Article ID Journal Published Year Pages File Type
947763 Journal of Experimental Social Psychology 2014 14 Pages PDF
Abstract

•We examine affect-based retrospective biases for extremely recent events.•We show that people show systematic biases in assessment of recent changes in anger.•We provide insight into revenge and its relation to in-group dynamics.

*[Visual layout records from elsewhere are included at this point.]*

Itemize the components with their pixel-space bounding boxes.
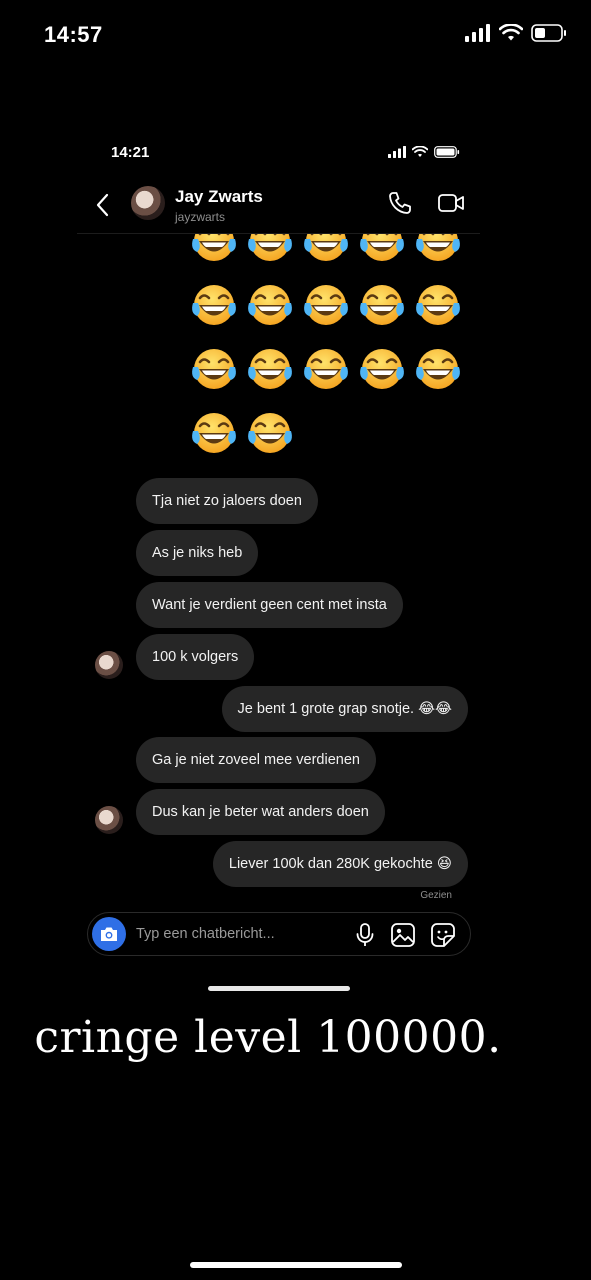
back-arrow-icon[interactable]: [93, 192, 113, 218]
laughing-tears-emoji-icon: [301, 281, 351, 331]
sender-avatar[interactable]: [95, 806, 123, 834]
laughing-tears-emoji-icon: [301, 345, 351, 395]
laughing-tears-emoji-icon: [357, 345, 407, 395]
camera-icon: [101, 927, 117, 941]
laughing-tears-emoji-icon: [245, 234, 295, 267]
inner-home-indicator: [208, 986, 350, 991]
incoming-message[interactable]: Tja niet zo jaloers doen: [136, 478, 318, 524]
contact-avatar[interactable]: [131, 186, 165, 220]
incoming-message[interactable]: Want je verdient geen cent met insta: [136, 582, 403, 628]
inner-clock: 14:21: [111, 144, 150, 161]
incoming-message[interactable]: As je niks heb: [136, 530, 259, 576]
incoming-message[interactable]: Ga je niet zoveel mee verdienen: [136, 737, 376, 783]
emoji-message: [189, 234, 479, 466]
laughing-tears-emoji-icon: [189, 281, 239, 331]
microphone-icon[interactable]: [354, 922, 376, 948]
laughing-tears-emoji-icon: [413, 281, 463, 331]
laughing-tears-emoji-icon: [189, 234, 239, 267]
sticker-icon[interactable]: [430, 922, 456, 948]
video-call-icon[interactable]: [437, 190, 465, 216]
laughing-tears-emoji-icon: [413, 345, 463, 395]
laughing-tears-emoji-icon: [245, 281, 295, 331]
seen-status: Gezien: [420, 890, 452, 901]
emoji-row: [189, 274, 479, 338]
laughing-tears-emoji-icon: [357, 234, 407, 267]
caption-text: cringe level 100000.: [34, 1012, 502, 1063]
outer-clock: 14:57: [44, 22, 103, 47]
contact-name[interactable]: Jay Zwarts: [175, 187, 263, 207]
signal-icon: [465, 24, 490, 42]
contact-handle[interactable]: jayzwarts: [175, 210, 225, 224]
battery-icon: [531, 24, 566, 42]
battery-icon: [434, 146, 460, 158]
message-composer: [87, 912, 471, 956]
phone-call-icon[interactable]: [387, 190, 413, 216]
emoji-row: [189, 402, 479, 466]
inner-status-icons: [388, 146, 460, 158]
wifi-icon: [412, 146, 428, 157]
outer-status-icons: [465, 24, 567, 42]
laughing-tears-emoji-icon: [245, 409, 295, 459]
incoming-message[interactable]: 100 k volgers: [136, 634, 255, 680]
home-indicator[interactable]: [190, 1262, 402, 1268]
laughing-tears-emoji-icon: [245, 345, 295, 395]
laughing-tears-emoji-icon: [357, 281, 407, 331]
inner-screenshot: 14:21 Jay Zwarts jayzwarts Tja niet zo j…: [77, 118, 480, 998]
laughing-tears-emoji-icon: [301, 234, 351, 267]
outgoing-message[interactable]: Liever 100k dan 280K gekochte 😆: [212, 841, 468, 887]
laughing-tears-emoji-icon: [189, 409, 239, 459]
sender-avatar[interactable]: [95, 651, 123, 679]
wifi-icon: [499, 24, 523, 41]
chat-header: Jay Zwarts jayzwarts: [77, 178, 480, 234]
gallery-icon[interactable]: [390, 922, 416, 948]
emoji-row: [189, 234, 479, 274]
laughing-tears-emoji-icon: [413, 234, 463, 267]
camera-button[interactable]: [92, 917, 126, 951]
incoming-message[interactable]: Dus kan je beter wat anders doen: [136, 789, 385, 835]
signal-icon: [388, 146, 406, 158]
laughing-tears-emoji-icon: [189, 345, 239, 395]
outer-status-bar: 14:57: [0, 0, 591, 70]
outgoing-message[interactable]: Je bent 1 grote grap snotje. 😂😂: [221, 686, 468, 732]
message-input[interactable]: [136, 923, 336, 945]
emoji-row: [189, 338, 479, 402]
message-list[interactable]: Tja niet zo jaloers doen As je niks heb Wa…: [77, 234, 480, 914]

Previous research on retrospective biases in emotion has been largely concerned with mistakes that are made when people are asked to recall temporally distant affective experiences (e.g. those that occurred weeks or months ago). However, far less is known about people's abilities to accurately track extremely recent shifts in affective experience. Across three experiments, we show that people consistently distort perception of a very recent change in anger after being reminded of a historical act of revenge (i.e. the assassination of Osama bin Laden). Consistent with the implications of the “revenge paradox” (Carlsmith, Wilson, & Gilbert, 2008) these reminders made participants more angry. However, participants believed that this act of revenge had made them less angry—the exact opposite of what happened—provided that their psychological allegiance to the ingroup had been primed. We discuss the implications of our findings in previous research on the interconnections between emotional experience and social categorization processes (Mackie, Maimer, & Smith, 2009), as well as the role of revenge in protecting the interests of the ingroup (Fehr & Gachter, 2002).